Jura 12 Year Old - £45.00
Jura 18 Year Old - £75.00
Jura Seven Wood - £59.00
Jura traditionally use un-peated malt but they’ve been making occasional batches of heavily peated spirit for many years. Now the overall flavor profile has been adjusted to be subtly more smoky, with sweetness enhanced by maturation in American oak ex-bourbon barrels and finishing in ex-Oloroso sherry and French wine casks.
It’s not often that a brand decides to change it’s signature style and sets out to create an entirely new range of expressions. Jura doing exactly that in 2017 was a big step but they did something similar almost 60 years ago.
From The Ground Up
The Jura Distillery was rebuilt with the purpose of producing a lighter, sweeter and more elegant ‘Highland’ whisky unlike the peaty Islay-like malts they were making.

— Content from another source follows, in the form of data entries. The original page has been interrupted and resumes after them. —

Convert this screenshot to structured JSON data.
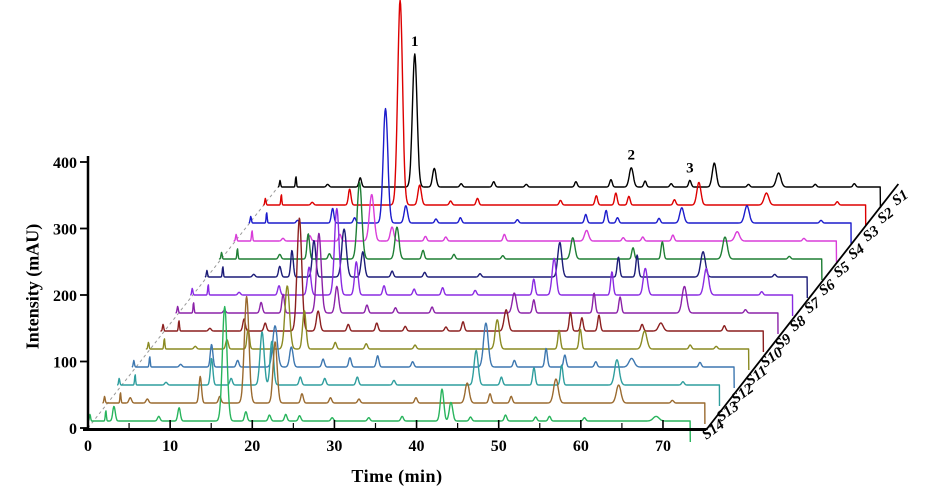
{
  "figure": {
    "background": "#ffffff"
  },
  "chart_data": {
    "type": "line",
    "subtype": "3d-waterfall-hplc-chromatograms",
    "title": "",
    "xlabel": "Time (min)",
    "ylabel": "Intensity (mAU)",
    "x_ticks": [
      0,
      10,
      20,
      30,
      40,
      50,
      60,
      70
    ],
    "x_minor_ticks": [
      5,
      15,
      25,
      35,
      45,
      55,
      65
    ],
    "x_range_min": [
      0,
      74
    ],
    "y_ticks": [
      0,
      100,
      200,
      300,
      400
    ],
    "y_range_mAU": [
      0,
      400
    ],
    "grid": false,
    "legend_position": "right-diagonal",
    "peak_annotations": [
      {
        "text": "1",
        "sample": "S1",
        "time_min": 16.8,
        "height_mAU": 200
      },
      {
        "text": "2",
        "sample": "S1",
        "time_min": 43.4,
        "height_mAU": 29
      },
      {
        "text": "3",
        "sample": "S1",
        "time_min": 50.6,
        "height_mAU": 10
      }
    ],
    "start_artifacts": [
      [
        0.25,
        10,
        0.1
      ],
      [
        2.2,
        16,
        0.09
      ]
    ],
    "series": [
      {
        "name": "S1",
        "color": "#000000",
        "peaks": [
          [
            6.1,
            4
          ],
          [
            10.1,
            14
          ],
          [
            16.8,
            200,
            0.4
          ],
          [
            19.2,
            28,
            0.3
          ],
          [
            22.5,
            5
          ],
          [
            26.5,
            8
          ],
          [
            30.5,
            4
          ],
          [
            36.6,
            8
          ],
          [
            40.9,
            11
          ],
          [
            43.4,
            29,
            0.35
          ],
          [
            45.1,
            9
          ],
          [
            48.3,
            5
          ],
          [
            50.6,
            10
          ],
          [
            53.6,
            36,
            0.35
          ],
          [
            57.8,
            4
          ],
          [
            61.5,
            21,
            0.4
          ],
          [
            66,
            4
          ],
          [
            70.8,
            5
          ]
        ]
      },
      {
        "name": "S2",
        "color": "#dd0000",
        "peaks": [
          [
            6,
            4
          ],
          [
            10.6,
            24
          ],
          [
            16.8,
            308,
            0.42
          ],
          [
            19.2,
            30,
            0.3
          ],
          [
            23,
            6
          ],
          [
            26.3,
            10
          ],
          [
            36.5,
            7
          ],
          [
            40.9,
            14
          ],
          [
            43.3,
            18
          ],
          [
            44.9,
            13
          ],
          [
            50.5,
            8
          ],
          [
            53.5,
            34,
            0.35
          ],
          [
            61.8,
            18,
            0.4
          ],
          [
            70.5,
            5
          ]
        ]
      },
      {
        "name": "S3",
        "color": "#1c1ccc",
        "peaks": [
          [
            6,
            4
          ],
          [
            10.3,
            22
          ],
          [
            13,
            8
          ],
          [
            16.8,
            172,
            0.4
          ],
          [
            19.3,
            26,
            0.3
          ],
          [
            23,
            6
          ],
          [
            26,
            8
          ],
          [
            33,
            5
          ],
          [
            41.4,
            13
          ],
          [
            43.9,
            19
          ],
          [
            45.3,
            8
          ],
          [
            50.4,
            7
          ],
          [
            53.2,
            23,
            0.35
          ],
          [
            61.2,
            26,
            0.4
          ],
          [
            70.3,
            4
          ]
        ]
      },
      {
        "name": "S4",
        "color": "#d93dd9",
        "peaks": [
          [
            6,
            4
          ],
          [
            9.3,
            8
          ],
          [
            13,
            10
          ],
          [
            16.9,
            70,
            0.4
          ],
          [
            19.4,
            21,
            0.3
          ],
          [
            23.5,
            7
          ],
          [
            26,
            6
          ],
          [
            33.2,
            10
          ],
          [
            43.3,
            16,
            0.35
          ],
          [
            47.8,
            5
          ],
          [
            50.2,
            6
          ],
          [
            53.9,
            9
          ],
          [
            61.8,
            14,
            0.4
          ],
          [
            70,
            4
          ]
        ]
      },
      {
        "name": "S5",
        "color": "#1e7e34",
        "peaks": [
          [
            7.4,
            7
          ],
          [
            10.9,
            38
          ],
          [
            13.5,
            8
          ],
          [
            17.2,
            115,
            0.4
          ],
          [
            21.8,
            48,
            0.35
          ],
          [
            25,
            13
          ],
          [
            28.8,
            7
          ],
          [
            34.8,
            5
          ],
          [
            43.4,
            32,
            0.35
          ],
          [
            50.8,
            17
          ],
          [
            54.4,
            26
          ],
          [
            62.1,
            33,
            0.4
          ],
          [
            70,
            4
          ]
        ]
      },
      {
        "name": "S6",
        "color": "#1c1c78",
        "peaks": [
          [
            6,
            4
          ],
          [
            9.2,
            16
          ],
          [
            10.7,
            40
          ],
          [
            13.4,
            55,
            0.3
          ],
          [
            17.1,
            72,
            0.4
          ],
          [
            19.4,
            38,
            0.3
          ],
          [
            23,
            9
          ],
          [
            27,
            7
          ],
          [
            33.8,
            5
          ],
          [
            43.6,
            52,
            0.35
          ],
          [
            50.8,
            30
          ],
          [
            53.1,
            33
          ],
          [
            61.2,
            38,
            0.4
          ],
          [
            70,
            4
          ]
        ]
      },
      {
        "name": "S7",
        "color": "#8a2be2",
        "peaks": [
          [
            6,
            4
          ],
          [
            10.9,
            14
          ],
          [
            14.6,
            42,
            0.3
          ],
          [
            18,
            130,
            0.4
          ],
          [
            20.4,
            50,
            0.3
          ],
          [
            23.8,
            14
          ],
          [
            27.5,
            9
          ],
          [
            31,
            11
          ],
          [
            35,
            7
          ],
          [
            42.2,
            24
          ],
          [
            44.7,
            55,
            0.35
          ],
          [
            51.8,
            35
          ],
          [
            55.9,
            40,
            0.35
          ],
          [
            63.4,
            40,
            0.4
          ],
          [
            70.2,
            5
          ]
        ]
      },
      {
        "name": "S8",
        "color": "#8b22a8",
        "peaks": [
          [
            6,
            4
          ],
          [
            10.5,
            16
          ],
          [
            13.2,
            28
          ],
          [
            17.6,
            120,
            0.4
          ],
          [
            19.8,
            40,
            0.3
          ],
          [
            23.5,
            12
          ],
          [
            27,
            8
          ],
          [
            31.5,
            9
          ],
          [
            41.6,
            30,
            0.35
          ],
          [
            44,
            20
          ],
          [
            51.4,
            30
          ],
          [
            54.6,
            24
          ],
          [
            62.5,
            40,
            0.4
          ],
          [
            70,
            5
          ]
        ]
      },
      {
        "name": "S9",
        "color": "#8b1f1f",
        "peaks": [
          [
            6,
            4
          ],
          [
            10.2,
            18
          ],
          [
            12.8,
            12
          ],
          [
            17,
            170,
            0.4
          ],
          [
            19.3,
            30,
            0.3
          ],
          [
            23,
            10
          ],
          [
            26.5,
            12
          ],
          [
            30,
            7
          ],
          [
            35,
            6
          ],
          [
            37.1,
            14
          ],
          [
            42.4,
            32,
            0.35
          ],
          [
            50.3,
            28
          ],
          [
            51.7,
            20
          ],
          [
            53.8,
            24
          ],
          [
            59.1,
            10
          ],
          [
            61.4,
            12,
            0.4
          ],
          [
            69.2,
            8
          ]
        ]
      },
      {
        "name": "S10",
        "color": "#8a8a22",
        "peaks": [
          [
            6,
            4
          ],
          [
            9.9,
            14
          ],
          [
            12.5,
            30
          ],
          [
            17.3,
            95,
            0.4
          ],
          [
            19.4,
            58,
            0.3
          ],
          [
            23.2,
            10
          ],
          [
            27,
            8
          ],
          [
            33,
            6
          ],
          [
            43.1,
            44,
            0.35
          ],
          [
            50.7,
            28
          ],
          [
            53.3,
            30
          ],
          [
            61.2,
            27,
            0.4
          ],
          [
            66.8,
            6
          ],
          [
            70,
            4
          ]
        ]
      },
      {
        "name": "S11",
        "color": "#3d77b0",
        "peaks": [
          [
            6,
            4
          ],
          [
            9.8,
            34
          ],
          [
            13,
            10
          ],
          [
            17.6,
            62,
            0.4
          ],
          [
            19.6,
            30,
            0.3
          ],
          [
            23.5,
            12
          ],
          [
            26.8,
            14
          ],
          [
            30.2,
            17
          ],
          [
            34.5,
            8
          ],
          [
            43.5,
            66,
            0.4
          ],
          [
            47,
            10
          ],
          [
            50.9,
            28
          ],
          [
            53.2,
            18
          ],
          [
            57,
            8
          ],
          [
            61.4,
            13,
            0.45
          ],
          [
            69.8,
            7
          ]
        ]
      },
      {
        "name": "S12",
        "color": "#2f9e9e",
        "peaks": [
          [
            6,
            4
          ],
          [
            11.6,
            40
          ],
          [
            14,
            10
          ],
          [
            17.8,
            80,
            0.35
          ],
          [
            19,
            66,
            0.3
          ],
          [
            22.5,
            12
          ],
          [
            25.5,
            10
          ],
          [
            29.5,
            12
          ],
          [
            34,
            7
          ],
          [
            44.1,
            52,
            0.35
          ],
          [
            47.2,
            12
          ],
          [
            51.2,
            26
          ],
          [
            54.6,
            30
          ],
          [
            61.4,
            38,
            0.4
          ],
          [
            69.5,
            5
          ]
        ]
      },
      {
        "name": "S13",
        "color": "#9a6a2f",
        "peaks": [
          [
            3.4,
            8
          ],
          [
            5.5,
            6
          ],
          [
            12,
            40
          ],
          [
            14.4,
            10
          ],
          [
            17.7,
            160,
            0.4
          ],
          [
            21.2,
            92,
            0.35
          ],
          [
            24.5,
            14
          ],
          [
            28,
            8
          ],
          [
            31.5,
            6
          ],
          [
            38.5,
            8
          ],
          [
            44.8,
            30,
            0.35
          ],
          [
            47.6,
            14
          ],
          [
            50.2,
            10
          ],
          [
            55.7,
            36,
            0.4
          ],
          [
            63.4,
            27,
            0.4
          ],
          [
            70,
            4
          ]
        ]
      },
      {
        "name": "S14",
        "color": "#28b45c",
        "peaks": [
          [
            3.2,
            22
          ],
          [
            8.7,
            7
          ],
          [
            11.2,
            20
          ],
          [
            16.8,
            172,
            0.4
          ],
          [
            19.4,
            14
          ],
          [
            22.3,
            9
          ],
          [
            24.3,
            10
          ],
          [
            26,
            8
          ],
          [
            30,
            5
          ],
          [
            34.5,
            5
          ],
          [
            38.6,
            7
          ],
          [
            43.5,
            48,
            0.3
          ],
          [
            44.6,
            28,
            0.3
          ],
          [
            47,
            6
          ],
          [
            51.3,
            9
          ],
          [
            55,
            6
          ],
          [
            56.7,
            7
          ],
          [
            61,
            5
          ],
          [
            69.8,
            7,
            0.5
          ]
        ]
      }
    ]
  }
}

A half-mile-wide stretch of water, The Sound of Islay, is all that separates the island of Jura and Islay so it is of little surprise that whisky distilled in the original Jura Distillery bore similar characteristics to those made in neighboring Islay.

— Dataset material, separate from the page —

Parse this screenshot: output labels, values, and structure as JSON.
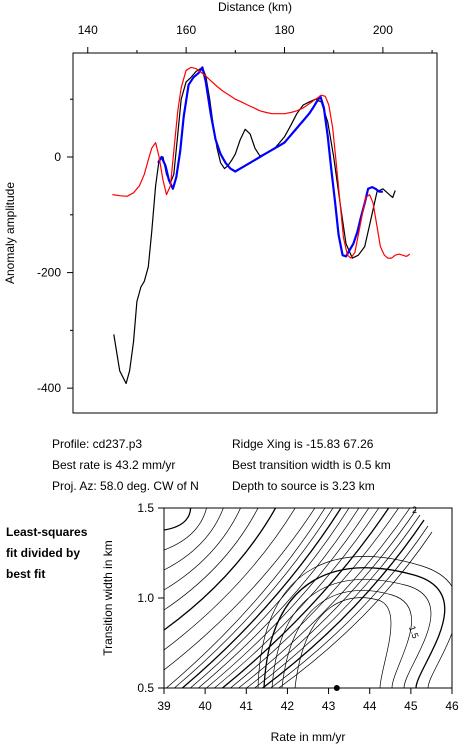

Jura Distillery was the first licensed distillery on the island, established in 1810. However illicit whisky making had already been taking place there for many years before. In 1901 the production of whisky at the site came to halt due to a dispute between the licensee and the landlords.
It seemed that whisky-making would never return to Jura, but then, in the late 1950’s, two landowners with estates on the island – Robin Fletcher and Alex Riley-Smith – decided that something should be done to try to stem, and even reverse, depopulation by providing a new source of employment.
They decided upon constructing a brand new distillery. Together with Leith blender and bottlers Charles Mackinlay & Co. they recruited the designer of Tullibardine Distillery, William Delmé-Evans. The manager’s accommodation and the old cooperage were all that remained of the previous distillery with the rest being demolished to make way for brand new buildings. The decision to distill a ‘Highland-style’ single malt was a commercial one as they thought that they’d have a wider appeal compared to the heavily peated drams that Islay was known for producing.
Discussing the most recent changes to Jura expressions last year, Kirsteen Beeston – Global Head Of Brand for Jura – explains that “We didn’t enter into the changes lightly, and the new range has been two to three years in the making. Jura has been performing very well over the last five years, but we were keen to grow it ahead of the rest of the single malt category. Jura has amazing potential, and while it has been holding its own in the global rankings, we felt it had far more scope”.
Beetson then goes onto add that “Previously, the Jura range had some peated and some non-peated expressions. The portfolio was fragmented. Some of the new expressions give coffee and molasses flavours rather than smoke, so people who liked unpeated bottlings such as Origin will certainly find something to enjoy, but there’s also plenty for lovers of the previous peated Superstition expression.
The Island of Jura is known for having a population of just 200 people and 5,000 deer with one road and only one pub! Although it’s only 60 miles from the mainland of Scotland it can feel much further. With some of the most beautiful surroundings in the whole of Scotland it can be breathtaking. The distinct micro-climate as well as the wild waters (The Royal Navy considers it to be one of the most treacherous stretches of water in the British Isles), the island can be a very tough place to distill and ship whisky from, but Jura make it work – very very well.